Admittedly, a quarter (26%) of respondents said their budgets would be flat this year, and 42% said they would be cut. And freetext comments reflected the misery this can cause.

“We need to hang on to what we have got, simply to survive,” one wrote. “There is no protection for IT, we are just expected to do more with less,” said another.

However, the expectation of huge cuts to IT budgets has subsided, with just 7% of respondents saying they expected their budget to be cut by more than 20%, down from 27% last year; and 8% saying it would increase.

“Our trust is emerging from turnaround and is investing heavily in IT to support frontline productivity,” wrote one correspondent. And another added: “My trust has decided to invest heavily in IT in order to deliver key projects and, ultimately, an electronic patient record.”

Still, getting the point, and doing something about it are different things, with respondents noting that it is “difficult to get the money” and, again, that board level backing is all important.

“We need to replace our PAS and we want an EPR. We failed to replace during one procurement process and are trying again. We are looking for our fourth chief executive in two years,” wrote one respondent, quite possibly in despair.

In the market for EPRs

In line with the other findings, when they were asked about their department’s main priority for the year ahead, almost half of respondents said their focus would be on running or maintaining infrastructure.

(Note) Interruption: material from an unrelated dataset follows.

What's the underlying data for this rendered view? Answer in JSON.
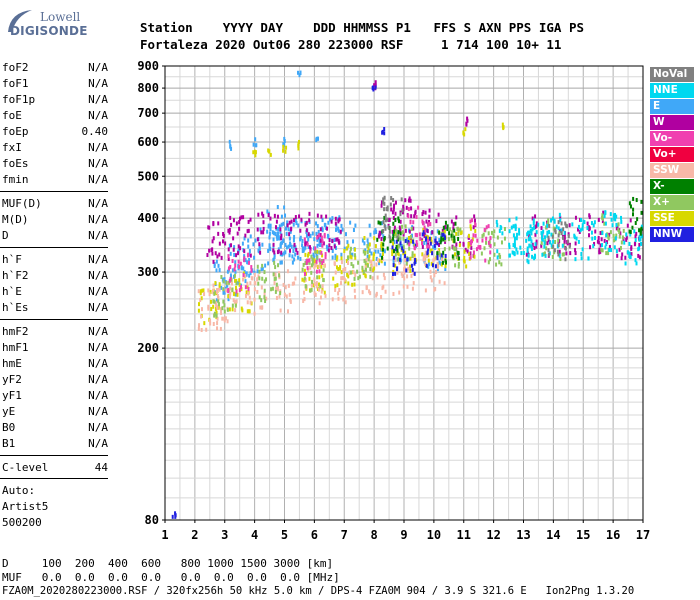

However, far fewer respondents this year than last year said that their department’s main priority was just to “reduce costs even if this means a poorer service” (10% down from 26%) or just to “keep our systems up and running” (14% down from 27%).

And more indicated that there would be room for some investment, or that their department’s main priority would be to “deliver a major PAS/EPR upgrade” (25%, up from 14%).

In terms of the NPfIT, and where PAS and EPR replacements are likely to come from, 14% of respondents said they had received an EPR system NPfIT and didn’t need one.

A further 23% said they had a non-NPfIT EPR and didn’t need one, 6% said they would wait for the remains of the programme to get to them, and 20% said they would be going out to tender. The ‘best of breed’ route of linking up existing systems and adding a portal was picked as the way forward for 27% of trusts.

Other technologies attracting significant interest included e-prescribing (although a number of respondents said their trust had canned e-prescribing implementations because of cost), document and asset tracking systems, clinical correspondence and patient communications, such as texted appointment reminders.

Reforms; bad but not terrible?

There was even some suggestion that people may be feeling better about the reforms forms. True, just 15% of respondents thought they would deliver any kind of benefit; but that was up from 5% last year; with most of the difference apparently made up of people who had decided “they will make no difference.”

As one respondent put it: “The NHS is highly resistant to change, and it’s the usual suspects who will be in charge. It’s rearranging the deckchairs once again.”

But rather fewer people thought they would be disastrous, with a comparatively small proportion of respondents (26%) saying “more providers and tighter budgets will lead to lower quality” (against the 42% who picked this option last year).